当事国ないし国際合意として緩衝地帯にするならいいが、伊勢崎がいきなり勝手にウクライナの希望を無視して緩衝地帯にするというのはおかしくないか。
そして極めつけは、植松青児の質問だった。
和田に対して、「停戦の宣言文」をなぜウクライナ語に翻訳しなかったのか、と質問した。
もうこれで、彼らの延々と専門家らしき学説の下になにがあるのか氷解した。ウクライナなど緩衝地帯の国なのにロシアにたてついても勝てるわけはないし、米NATOの代理戦争でドンパチバカげたことをもう止めろという本心を見て取った気がする。
杉原も、植松も、私も、何か違和感とウクライナへのリスペクトが感じられないという印象が沸き起こってくる根本に触ってしまったようだ。
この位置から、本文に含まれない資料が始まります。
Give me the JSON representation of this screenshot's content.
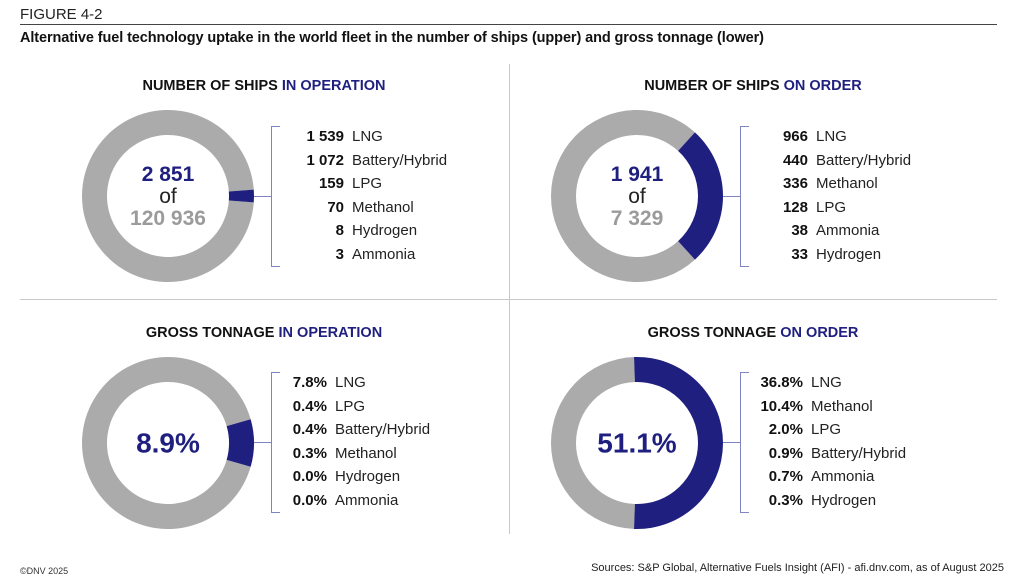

和田の見立てが正しいとして、当事者のウクライナへ「停戦の宣言文」も送らず、蚊帳の外に置くとは失礼極まりないし、そもそもウクライナは今占領されたまま停戦する用意はないといっているわけで、即時停戦ならウクライナにも国境線画定ではなく戦闘の一時中止が停戦なのだから、休戦まで国連外交で決着をつけるから検討しろというべきではないか。ロシア侵攻前に原状回復を国際社会で保障するから、ロシアはそれを承知で軍を撤退させろと明確にいうべきではないのか。
和田らの本心は、ウクライナなどどうにでもなる、正対して寄り添う国ではないという無意識が透けて見えているように感じたわけだ。
また外交的にも、極めて失礼な話ではないか。
他にも、西谷修が杉原に噛みつかれた。
西谷はしどろもどろ、杉原は学者が根拠も示されないことを言うのはけしからんと執拗に食い下がる。
西谷は、口が滑ったすいません、根拠は私のただの思い込みですと弁明なり謝罪をすれば済むものを、とうとうはぐらかし続けた。権威主義のバカの正体見たりだ。
知識人がまとまってモノ言えば、世論に影響力をもち、下々の市民運動諸君もついてくるだろうみたいな話はもう古い時代のおとぎ話だ。